Naptosa (The National Professional Teachers Organisation of South Africa) executive director Basil Manuel has raised concerns as to the quality of passes of 2016’s matriculants, Times Live reports.

While Naptosa expects a slight increase in the percentage of matrics who passed in 2016‚ up from 70.7% in 2015, “a large increase would be suspicious,” said Manuel. “We predict a slight increase in pass mark results‚ but Naptosa still believes the quality of passes is what really matters.”

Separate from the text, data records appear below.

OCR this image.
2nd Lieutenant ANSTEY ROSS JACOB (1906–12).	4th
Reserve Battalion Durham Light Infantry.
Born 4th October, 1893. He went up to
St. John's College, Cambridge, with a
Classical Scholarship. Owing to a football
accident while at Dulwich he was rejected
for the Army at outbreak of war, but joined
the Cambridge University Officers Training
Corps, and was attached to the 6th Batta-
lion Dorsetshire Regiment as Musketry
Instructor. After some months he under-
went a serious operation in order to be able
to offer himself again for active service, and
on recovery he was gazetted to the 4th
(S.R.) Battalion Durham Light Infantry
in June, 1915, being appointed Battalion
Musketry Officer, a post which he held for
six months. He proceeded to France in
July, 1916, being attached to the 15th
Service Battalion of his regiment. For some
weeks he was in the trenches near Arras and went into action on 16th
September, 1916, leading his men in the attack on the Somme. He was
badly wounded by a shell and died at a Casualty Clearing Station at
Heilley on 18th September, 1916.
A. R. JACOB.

This follows the announcement by regulatory-body Umalusi stating that 2016’s Maths and Maths Literacy results are “very poor” even by previous year’s standards.  The matter needs to be investigated – were 70% of those who wrote the Maths Literacy exam had passed‚ but that had dropped to 35%.,” said Manuel.

Education professor Elizabeth Walton‚ of the University of the Witwatersrand agreed with Manuel, saying: “To just talk about the pass rate‚ I don’t think we’re learning an awful lot about the system reporting [results] at that level. It doesn’t really tell us how we could be improving the system. Far more useful questions [to ask] are about subjects in particular.”

However Walton pointed to longstanding issues with the maths subjects stemming back to apartheid.

“There aren’t any quick fixes. We need incremental improvement in the lower grades year to year‚” said Walton. “We need interventions in the foundation and intermediate phases of school [primary school]. We can’t pick up problems in Grade 9‚ start interventions then and expect to see results.”

This message was echoed by NGO Equal Education in a statement on Wednesday cautioning that the pass rate reflects only the performance of those learners who managed to stay in school for 12 years, and obscures how many dropped out along the way.

“Increases and decreases in the annual matric pass rate may be influenced by changes in various factors. A decrease in the dropout rate could contribute to an increase in the real number of learners passing matric, but a decrease in the overall pass rate,” reads the statement.

“Policy decisions such as the criteria for promoting learners from one grade to the next, or how exam quality watchdog Umalusi decides to standardise matric results across years, has little relation to the quality of learning outcomes but can lead to a drop or increase in pass rates.”